Otro testimonio, bajo un nombre ficticio, afirma que “nos obligaban a cantar el ‘me han dicho que el amarillo’ (una célebre copla de Carnaval que se ha convertido en el himno oficioso del Cádiz CF), delante de la sonrisa del vicepresidente. Se convertía en una performance violenta y muy incómoda porque se cachondeaba en nuestra cara. A la gente le temblaban las piernas”.

Pero sin duda, el más llamativo y estremecedor de los testimonios es el de Juan Antonio ‘Chino’, un trabajador del club que, además, ha sido despedido en las últimas horas precisamente tras la publicación del reportaje, en el que figura su nombre y testimonio. «Contreras mandaba a su gente de confianza para que presionara«, empezó comentándole al citado medio autor del reportaje. «Me hicieron trabajar con síntomas de covid«, añadió. «Inventaron un parte disciplinario y, cuando me lo entregaron, Contreras me miraba sentado en su coche riéndose.
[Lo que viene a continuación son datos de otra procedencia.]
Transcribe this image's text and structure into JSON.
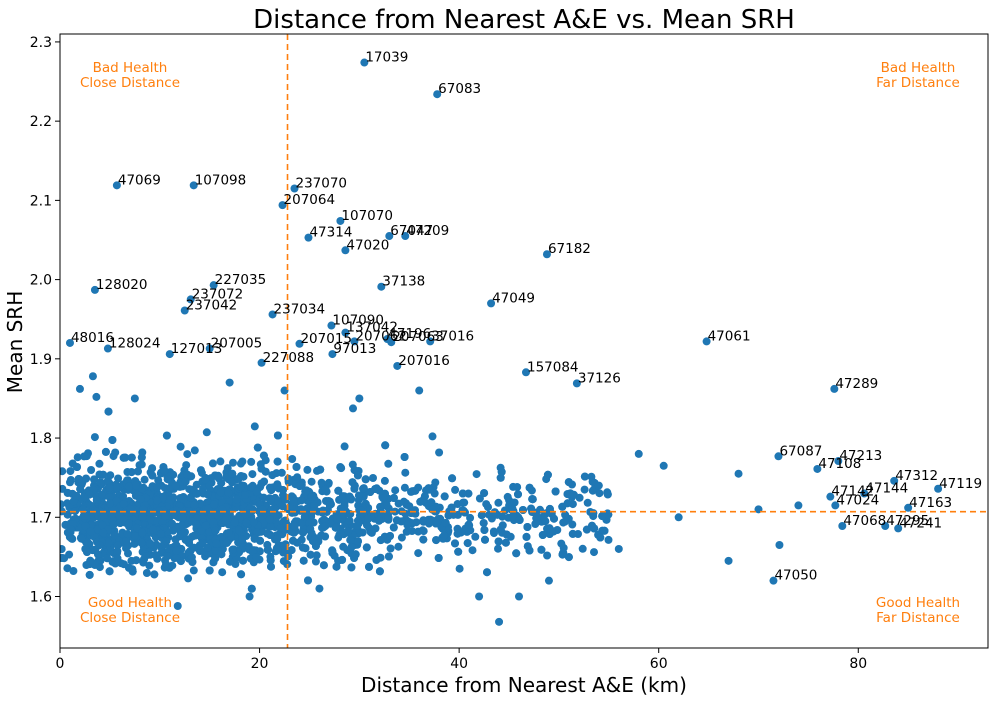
{
  "chart_data": {
    "type": "scatter",
    "title": "Distance from Nearest A&E vs. Mean SRH",
    "xlabel": "Distance from Nearest A&E (km)",
    "ylabel": "Mean SRH",
    "xlim": [
      0,
      93
    ],
    "ylim": [
      1.535,
      2.31
    ],
    "xticks": [
      0,
      20,
      40,
      60,
      80
    ],
    "yticks": [
      1.6,
      1.7,
      1.8,
      1.9,
      2.0,
      2.1,
      2.2,
      2.3
    ],
    "grid": false,
    "marker_color": "#1f77b4",
    "reference_color": "#ff7f0e",
    "reference_lines": {
      "x": 22.8,
      "y": 1.707
    },
    "quadrant_labels": [
      {
        "position": "top-left",
        "lines": [
          "Bad Health",
          "Close Distance"
        ]
      },
      {
        "position": "top-right",
        "lines": [
          "Bad Health",
          "Far Distance"
        ]
      },
      {
        "position": "bottom-left",
        "lines": [
          "Good Health",
          "Close Distance"
        ]
      },
      {
        "position": "bottom-right",
        "lines": [
          "Good Health",
          "Far Distance"
        ]
      }
    ],
    "labeled_points": [
      {
        "label": "17039",
        "x": 30.5,
        "y": 2.274
      },
      {
        "label": "67083",
        "x": 37.8,
        "y": 2.234
      },
      {
        "label": "47069",
        "x": 5.7,
        "y": 2.119
      },
      {
        "label": "107098",
        "x": 13.4,
        "y": 2.119
      },
      {
        "label": "237070",
        "x": 23.5,
        "y": 2.115
      },
      {
        "label": "207064",
        "x": 22.3,
        "y": 2.094
      },
      {
        "label": "107070",
        "x": 28.1,
        "y": 2.074
      },
      {
        "label": "47314",
        "x": 24.9,
        "y": 2.053
      },
      {
        "label": "67047",
        "x": 33.0,
        "y": 2.055
      },
      {
        "label": "47209",
        "x": 34.6,
        "y": 2.055
      },
      {
        "label": "47020",
        "x": 28.6,
        "y": 2.037
      },
      {
        "label": "67182",
        "x": 48.8,
        "y": 2.032
      },
      {
        "label": "128020",
        "x": 3.5,
        "y": 1.987
      },
      {
        "label": "227035",
        "x": 15.4,
        "y": 1.993
      },
      {
        "label": "37138",
        "x": 32.2,
        "y": 1.991
      },
      {
        "label": "237072",
        "x": 13.1,
        "y": 1.975
      },
      {
        "label": "47049",
        "x": 43.2,
        "y": 1.97
      },
      {
        "label": "237042",
        "x": 12.5,
        "y": 1.961
      },
      {
        "label": "237034",
        "x": 21.3,
        "y": 1.956
      },
      {
        "label": "107090",
        "x": 27.2,
        "y": 1.942
      },
      {
        "label": "137042",
        "x": 28.6,
        "y": 1.933
      },
      {
        "label": "47196",
        "x": 32.8,
        "y": 1.925
      },
      {
        "label": "37016",
        "x": 37.1,
        "y": 1.922
      },
      {
        "label": "207015",
        "x": 24.0,
        "y": 1.919
      },
      {
        "label": "207062",
        "x": 29.5,
        "y": 1.922
      },
      {
        "label": "207063",
        "x": 33.2,
        "y": 1.921
      },
      {
        "label": "47061",
        "x": 64.8,
        "y": 1.922
      },
      {
        "label": "48016",
        "x": 1.0,
        "y": 1.92
      },
      {
        "label": "128024",
        "x": 4.8,
        "y": 1.913
      },
      {
        "label": "207005",
        "x": 15.0,
        "y": 1.913
      },
      {
        "label": "127013",
        "x": 11.0,
        "y": 1.906
      },
      {
        "label": "97013",
        "x": 27.3,
        "y": 1.906
      },
      {
        "label": "227088",
        "x": 20.2,
        "y": 1.895
      },
      {
        "label": "207016",
        "x": 33.8,
        "y": 1.891
      },
      {
        "label": "157084",
        "x": 46.7,
        "y": 1.883
      },
      {
        "label": "37126",
        "x": 51.8,
        "y": 1.869
      },
      {
        "label": "47289",
        "x": 77.6,
        "y": 1.862
      },
      {
        "label": "67087",
        "x": 72.0,
        "y": 1.777
      },
      {
        "label": "47213",
        "x": 78.0,
        "y": 1.771
      },
      {
        "label": "47108",
        "x": 75.9,
        "y": 1.761
      },
      {
        "label": "47312",
        "x": 83.6,
        "y": 1.746
      },
      {
        "label": "47119",
        "x": 88.0,
        "y": 1.736
      },
      {
        "label": "47144",
        "x": 80.6,
        "y": 1.73
      },
      {
        "label": "47142",
        "x": 77.2,
        "y": 1.726
      },
      {
        "label": "47024",
        "x": 77.7,
        "y": 1.715
      },
      {
        "label": "47163",
        "x": 85.0,
        "y": 1.712
      },
      {
        "label": "47068",
        "x": 78.4,
        "y": 1.689
      },
      {
        "label": "47295",
        "x": 82.7,
        "y": 1.689
      },
      {
        "label": "47241",
        "x": 84.0,
        "y": 1.686
      },
      {
        "label": "47050",
        "x": 71.5,
        "y": 1.62
      }
    ],
    "unlabeled_points": [
      {
        "x": 11.8,
        "y": 1.588
      },
      {
        "x": 44.0,
        "y": 1.568
      },
      {
        "x": 72.1,
        "y": 1.665
      },
      {
        "x": 67.0,
        "y": 1.645
      },
      {
        "x": 70.0,
        "y": 1.71
      },
      {
        "x": 74.0,
        "y": 1.715
      },
      {
        "x": 68.0,
        "y": 1.755
      },
      {
        "x": 62.0,
        "y": 1.7
      },
      {
        "x": 60.5,
        "y": 1.765
      },
      {
        "x": 58.0,
        "y": 1.78
      },
      {
        "x": 54.0,
        "y": 1.74
      },
      {
        "x": 56.0,
        "y": 1.66
      },
      {
        "x": 49.0,
        "y": 1.62
      },
      {
        "x": 46.0,
        "y": 1.6
      },
      {
        "x": 3.3,
        "y": 1.878
      },
      {
        "x": 2.0,
        "y": 1.862
      },
      {
        "x": 7.5,
        "y": 1.85
      },
      {
        "x": 17.0,
        "y": 1.87
      },
      {
        "x": 22.5,
        "y": 1.86
      },
      {
        "x": 19.0,
        "y": 1.6
      },
      {
        "x": 26.0,
        "y": 1.61
      },
      {
        "x": 42.0,
        "y": 1.6
      },
      {
        "x": 36.0,
        "y": 1.86
      },
      {
        "x": 30.0,
        "y": 1.85
      }
    ],
    "dense_cloud": {
      "description_values": "approx 3000 unlabeled points",
      "x_range": [
        0,
        75
      ],
      "y_center": 1.7,
      "y_spread": 0.03
    }
  }
}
Ahora pasa todos los días por la puerta de mi bar (trabajo que compagina con el actual en el Cádiz CF). Me gustaría saber a qué se debe la fijación que tiene conmigo. Me siento acosado«, fue otra de las declaraciones. El nombrado trabajador sufrió una «situación de presiones, trato vejatorio, degradante y acoso y que también fue discriminado por razón de salud al despedirle estando en baja médica«.

También confirmó la versión de sus compañeros, afirmando que «a mí me pidieron cantar el himno a cambio de una paletilla pero me negué. Me entregaron la paletilla en la calle. Yo no entiendo el sentido de obligar a cantar el himno del Cádiz para ganar algo”.

Sin duda, tal y como se recoge en el reportaje, se trataría de un comportamiento inaceptable por parte de un directivo de un club profesional de fútbol. Además, en el día de ayer y en mitad de la rueda de prensa de presentación de la campaña de abonados, el vicepresidente de la entidad gaditana fue preguntado por el periodista Benito Arroyo, de Diario AS, acerca de este tema. Lejos de obtener respuesta, el presidente del club, Manuel Vizcaíno, de entrometió y respondió con soberbia afirmando que «algunos deberían estudiar más la asignatura de ética y valores en la carrera de periodismo«. Aunque también, además de soberbia, se percibe cierta confusión y nerviosismo en su respuesta, llegando a decir que «no hay que hacer caso a cuentas fake«, cuando el reportaje está firmado por un periodista y publicado en un medio de comunicación.

Sin duda, la situación que se ha vivido en el entorno del Cádiz; entre el reportaje, el despido de uno de los trabajadores que hablan en el mismo y la respuesta poco elegante dada por el presidente, deja perplejo a cualquiera que intente comprenderla, independientemente del equipo que sea.